Downtown’s newest (and only) “dinerant,” the Original provides a home for hungry night owls.

OVER THE PAST DECADE, many of the big-city chefs and foodies who’ve helped to fuel Portland’s dining renaissance have found themselves perplexed. How could a city of Portland’s size and stature have so few decent late-night dining options?

During the day and into the evening, Portland’s ambitious culinary scene offers a cornucopia of fresh, imaginative food. But as the clock ticks toward 10 p.m., dining options shrink drastically—macaroni at Le Bistro Montage, or a “fourth meal” from the Taco Bell drive-through? Well, creatures of the night can now rejoice. Portland’s finest chefs are finally filling the void.

Nostrana, for instance, earned a faithful following with its bistecca alla Fiorentina, a porterhouse the size of your head, and its heavenly butterscotch budino (an Italian custard). But chef Cathy Whims’s newly minted late-night menu is luring a different crowd. From 9 to 11 p.m. on the weekends (9 to 10 p.m. on weeknights), you can savor this religiously seasonal Italian restaurant’s authentic thin-crusted Neapolitan-style pizza Margherita or pizza marinara ($5). Throw down another five-spot for Whims’s Insalata Nostrana, a fistful of radicchio tossed in an anchovy-rich, Caesar-esque dressing and addictive rosemary-sage croutons. Wash it all down with a Campari and soda ($4), offered every night of the week.

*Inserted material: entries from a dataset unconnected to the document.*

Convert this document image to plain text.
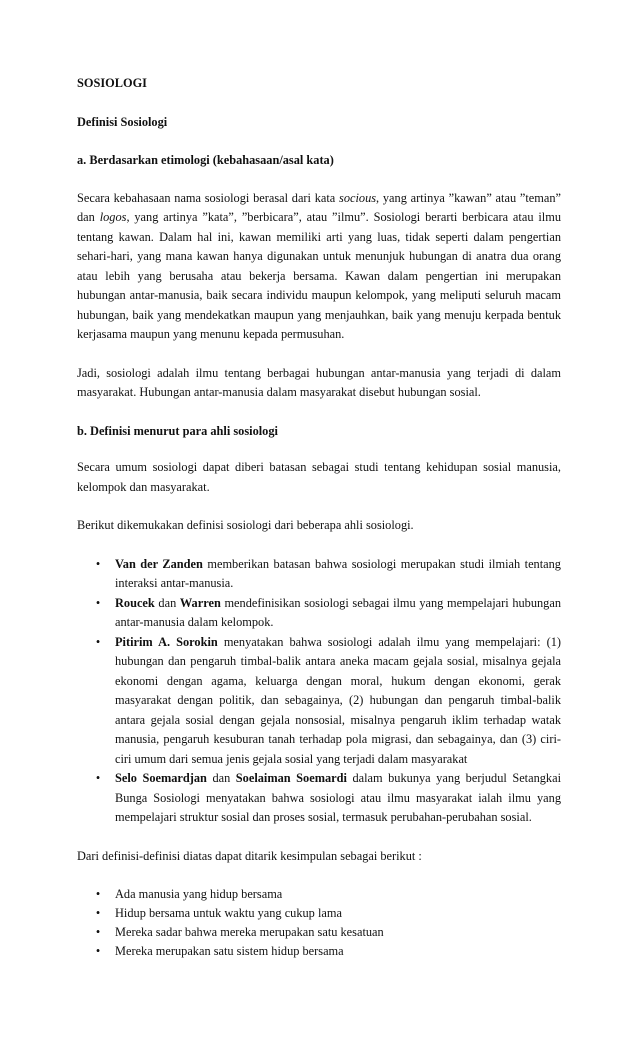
SOSIOLOGI

Definisi Sosiologi

a. Berdasarkan etimologi (kebahasaan/asal kata)

Secara kebahasaan nama sosiologi berasal dari kata socious, yang artinya ”kawan” atau ”teman” dan logos, yang artinya ”kata”, ”berbicara”, atau ”ilmu”. Sosiologi berarti berbicara atau ilmu tentang kawan. Dalam hal ini, kawan memiliki arti yang luas, tidak seperti dalam pengertian sehari-hari, yang mana kawan hanya digunakan untuk menunjuk hubungan di anatra dua orang atau lebih yang berusaha atau bekerja bersama. Kawan dalam pengertian ini merupakan hubungan antar-manusia, baik secara individu maupun kelompok, yang meliputi seluruh macam hubungan, baik yang mendekatkan maupun yang menjauhkan, baik yang menuju kerpada bentuk kerjasama maupun yang menunu kepada permusuhan.

Jadi, sosiologi adalah ilmu tentang berbagai hubungan antar-manusia yang terjadi di dalam masyarakat. Hubungan antar-manusia dalam masyarakat disebut hubungan sosial.

b. Definisi menurut para ahli sosiologi

Secara umum sosiologi dapat diberi batasan sebagai studi tentang kehidupan sosial manusia, kelompok dan masyarakat.

Berikut dikemukakan definisi sosiologi dari beberapa ahli sosiologi.

• Van der Zanden memberikan batasan bahwa sosiologi merupakan studi ilmiah tentang interaksi antar-manusia.
• Roucek dan Warren mendefinisikan sosiologi sebagai ilmu yang mempelajari hubungan antar-manusia dalam kelompok.
• Pitirim A. Sorokin menyatakan bahwa sosiologi adalah ilmu yang mempelajari: (1) hubungan dan pengaruh timbal-balik antara aneka macam gejala sosial, misalnya gejala ekonomi dengan agama, keluarga dengan moral, hukum dengan ekonomi, gerak masyarakat dengan politik, dan sebagainya, (2) hubungan dan pengaruh timbal-balik antara gejala sosial dengan gejala nonsosial, misalnya pengaruh iklim terhadap watak manusia, pengaruh kesuburan tanah terhadap pola migrasi, dan sebagainya, dan (3) ciri-ciri umum dari semua jenis gejala sosial yang terjadi dalam masyarakat
• Selo Soemardjan dan Soelaiman Soemardi dalam bukunya yang berjudul Setangkai Bunga Sosiologi menyatakan bahwa sosiologi atau ilmu masyarakat ialah ilmu yang mempelajari struktur sosial dan proses sosial, termasuk perubahan-perubahan sosial.

Dari definisi-definisi diatas dapat ditarik kesimpulan sebagai berikut :

• Ada manusia yang hidup bersama
• Hidup bersama untuk waktu yang cukup lama
• Mereka sadar bahwa mereka merupakan satu kesatuan
• Mereka merupakan satu sistem hidup bersama
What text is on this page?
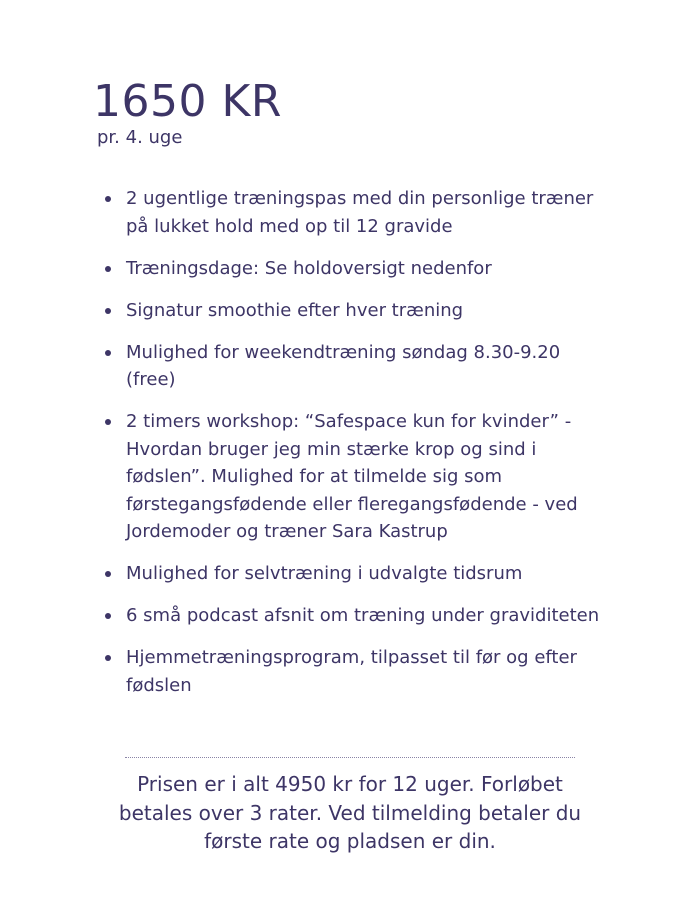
1650 KR

pr. 4. uge

2 ugentlige træningspas med din personlige træner på lukket hold med op til 12 gravide
Træningsdage: Se holdoversigt nedenfor
Signatur smoothie efter hver træning
Mulighed for weekendtræning søndag 8.30-9.20 (free)
2 timers workshop: “Safespace kun for kvinder” - Hvordan bruger jeg min stærke krop og sind i fødslen”. Mulighed for at tilmelde sig som førstegangsfødende eller fleregangsfødende - ved Jordemoder og træner Sara Kastrup
Mulighed for selvtræning i udvalgte tidsrum
6 små podcast afsnit om træning under graviditeten
Hjemmetræningsprogram, tilpasset til før og efter fødslen

Prisen er i alt 4950 kr for 12 uger. Forløbet betales over 3 rater. Ved tilmelding betaler du første rate og pladsen er din.
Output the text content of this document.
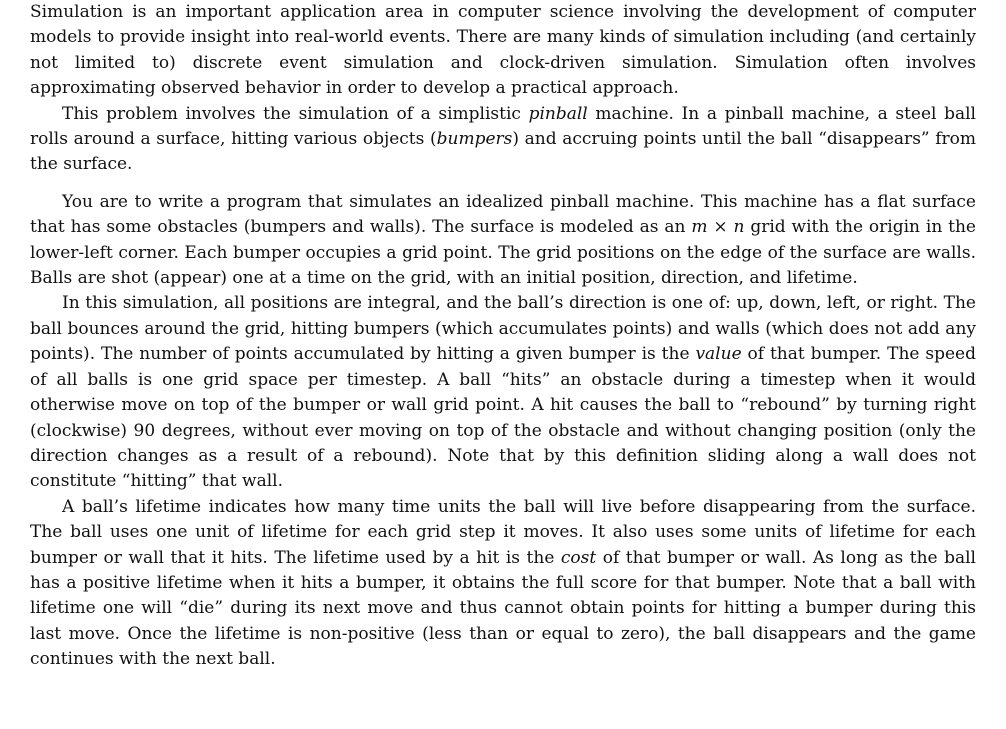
Simulation is an important application area in computer science involving the development of computer models to provide insight into real-world events. There are many kinds of simulation including (and certainly not limited to) discrete event simulation and clock-driven simulation. Simulation often involves approximating observed behavior in order to develop a practical approach.

This problem involves the simulation of a simplistic pinball machine. In a pinball machine, a steel ball rolls around a surface, hitting various objects (bumpers) and accruing points until the ball “disappears” from the surface.

You are to write a program that simulates an idealized pinball machine. This machine has a flat surface that has some obstacles (bumpers and walls). The surface is modeled as an m × n grid with the origin in the lower-left corner. Each bumper occupies a grid point. The grid positions on the edge of the surface are walls. Balls are shot (appear) one at a time on the grid, with an initial position, direction, and lifetime.

In this simulation, all positions are integral, and the ball’s direction is one of: up, down, left, or right. The ball bounces around the grid, hitting bumpers (which accumulates points) and walls (which does not add any points). The number of points accumulated by hitting a given bumper is the value of that bumper. The speed of all balls is one grid space per timestep. A ball “hits” an obstacle during a timestep when it would otherwise move on top of the bumper or wall grid point. A hit causes the ball to “rebound” by turning right (clockwise) 90 degrees, without ever moving on top of the obstacle and without changing position (only the direction changes as a result of a rebound). Note that by this definition sliding along a wall does not constitute “hitting” that wall.

A ball’s lifetime indicates how many time units the ball will live before disappearing from the surface. The ball uses one unit of lifetime for each grid step it moves. It also uses some units of lifetime for each bumper or wall that it hits. The lifetime used by a hit is the cost of that bumper or wall. As long as the ball has a positive lifetime when it hits a bumper, it obtains the full score for that bumper. Note that a ball with lifetime one will “die” during its next move and thus cannot obtain points for hitting a bumper during this last move. Once the lifetime is non-positive (less than or equal to zero), the ball disappears and the game continues with the next ball.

A few blocks away in the Central East Side, Biwa’s dimly lit dining room has long been the watering hole of choice for Portland’s off-duty chefs. Now, this Japanese-style pub has morphed into an alluring nighttime noshing destination. In June, chef Gabe Rosen extended Biwa’s hours until midnight and debuted a late-night menu that includes such staples as skewered chicken thighs ($3) and miso-drenched scallops grilled over an open flame ($8). You’ll also find the city’s best Hawaiian-style maguro poke ($11), cubes of crimson-colored raw tuna tossed in a punchy, ginger-spiked shoyu brine. The true stars of the show, though, are the yakionigiri ($2): hunks of white rice, the size and shape of soup cans, brushed with a teriyaki glaze and grilled to achieve the perfect level of crunch. Biwa’s four-dollar pints of Sapporo have few better friends.